KI-Haftung
Anpassung des Deliktsrechts an die Herausforderungen im Zusammenhang mit künstlicher Intelligenz (KI).

Im September 2022 hat die Europäische Kommission ihren Vorschlag für eine Richtlinie zur Anpassung der Vorschriften über außervertragliche zivilrechtliche Haftung an künstliche Intelligenz (COM (2022) 496 final) vorgelegt.
Ziel der Richtlinie, die eine Ergänzung zur Produkthaftungsrichtlinie darstellt, ist es, spezifische Vorschriften für die außervertragliche zivilrechtliche Haftung für Schäden, die durch künstliche Intelligenz verursacht wurden, einzuführen und die Durchsetzung von Schadensersatzansprüchen zu erleichtern. Dazu sollen Rechtsschutzhürden, die spezifisch im Zusammenhang mit der Anwendung künstlicher Intelligenz bestehen, beseitigen oder zumindest vermindert werden. Dem Phänomen der „Black Box“ bei künstlicher Intelligenz soll eine Offenlegungspflicht begegnen. Personen, die durch sogenannte Hochrisiko-KI-Systeme geschädigt wurden, sollen die Herausgabe von Informationen zu dem KI-System verlangen können, um potenzielle Ansprüche und Anspruchsgegner zu ermitteln und das KI-System auf Fehler oder Sicherheitslücken zu untersuchen. Um den Offenlegungsanspruch (auch gerichtlich) geltend zu machen, soll ein möglicher Anspruch lediglich plausibel dargelegt werden müssen. Zudem sieht die Richtlinie eine widerlegliche Kausalitätsvermutung vor, die der Komplexität von KI-Systemen Rechnung trägt. Wenn der Anbieter bei der Entwicklung oder Anwendung der KI gegen eine Sorgfaltspflicht (z.B. nach der KI-Verordnung) verstoßen hat und durch diese KI anschließend ein Schaden eintritt, soll eine grundsätzliche Vermutung greifen, dass die Pflichtverletzung für den Schaden kausal war. Die Kausalitätsvermutung hat Ähnlichkeiten zum Anscheinsbeweis im deutschen Zivilprozess oder zum Res ipsa loquitur-Grundsatz im Common Law.

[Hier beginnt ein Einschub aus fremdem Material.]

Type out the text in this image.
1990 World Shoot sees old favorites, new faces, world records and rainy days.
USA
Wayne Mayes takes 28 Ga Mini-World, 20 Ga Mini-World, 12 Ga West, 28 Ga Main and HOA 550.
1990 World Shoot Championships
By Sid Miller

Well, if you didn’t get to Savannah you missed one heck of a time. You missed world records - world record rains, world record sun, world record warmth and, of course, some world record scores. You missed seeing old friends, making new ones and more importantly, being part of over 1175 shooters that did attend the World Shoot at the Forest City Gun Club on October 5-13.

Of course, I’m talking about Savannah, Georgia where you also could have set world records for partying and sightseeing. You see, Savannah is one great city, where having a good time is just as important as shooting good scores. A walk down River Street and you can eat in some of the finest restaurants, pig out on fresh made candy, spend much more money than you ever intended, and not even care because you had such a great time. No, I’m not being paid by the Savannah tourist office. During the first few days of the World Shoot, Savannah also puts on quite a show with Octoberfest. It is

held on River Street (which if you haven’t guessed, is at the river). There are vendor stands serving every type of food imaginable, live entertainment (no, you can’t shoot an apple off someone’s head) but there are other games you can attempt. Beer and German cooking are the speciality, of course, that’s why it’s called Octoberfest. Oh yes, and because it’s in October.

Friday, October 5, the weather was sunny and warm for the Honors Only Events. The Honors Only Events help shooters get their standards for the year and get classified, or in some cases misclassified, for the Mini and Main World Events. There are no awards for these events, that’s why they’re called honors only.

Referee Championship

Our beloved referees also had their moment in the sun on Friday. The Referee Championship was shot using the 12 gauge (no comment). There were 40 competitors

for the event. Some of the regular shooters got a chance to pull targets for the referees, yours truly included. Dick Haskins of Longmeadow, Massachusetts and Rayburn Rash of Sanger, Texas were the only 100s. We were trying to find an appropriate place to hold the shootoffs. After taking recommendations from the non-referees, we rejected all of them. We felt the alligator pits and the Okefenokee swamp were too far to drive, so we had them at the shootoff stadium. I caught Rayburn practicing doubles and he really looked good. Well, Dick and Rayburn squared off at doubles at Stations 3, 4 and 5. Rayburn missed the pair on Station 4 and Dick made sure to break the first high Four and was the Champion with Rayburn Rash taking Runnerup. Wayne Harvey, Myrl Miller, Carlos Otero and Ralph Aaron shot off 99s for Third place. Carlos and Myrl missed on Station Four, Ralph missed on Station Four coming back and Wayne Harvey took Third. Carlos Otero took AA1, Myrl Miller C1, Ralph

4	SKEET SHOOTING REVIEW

Der Richtlinienvorschlag wird derzeit im Rat von der Ratsarbeitsgruppe „Zivilrecht“ (JUSTCIV) verhandelt. Im Europäischen Parlament ist der Rechtsausschuss (JURI) federführend. Mit Blick auf die begleitende Folgenabschätzung hatte dieser eine ergänzende Folgenabschätzung eingefordert, die sich auf spezifische Forschungsfragen konzentriert und seit Ende 2024 vorliegt. Sie schlägt vor, den Anwendungsbereich u. a. auf Software und Systeme von „General Purpose AI“ und eine allgemeinbasierte Software-Haftung zu erweitern. Zudem wird ein gemischter Haftungsrahmen erörtert, der ein Gleichgewicht zwischen verschuldensabhängiger und verschuldensunabhängiger Haftung herstellt. Insbesondere empfiehlt die Studie den Übergang von einer KI-fokussierten Richtlinie zu einer Software-Haftungsregelung, um eine Marktfragmentierung zu verhindern und Klarheit in der gesamten Europäischen Union zu schaffen.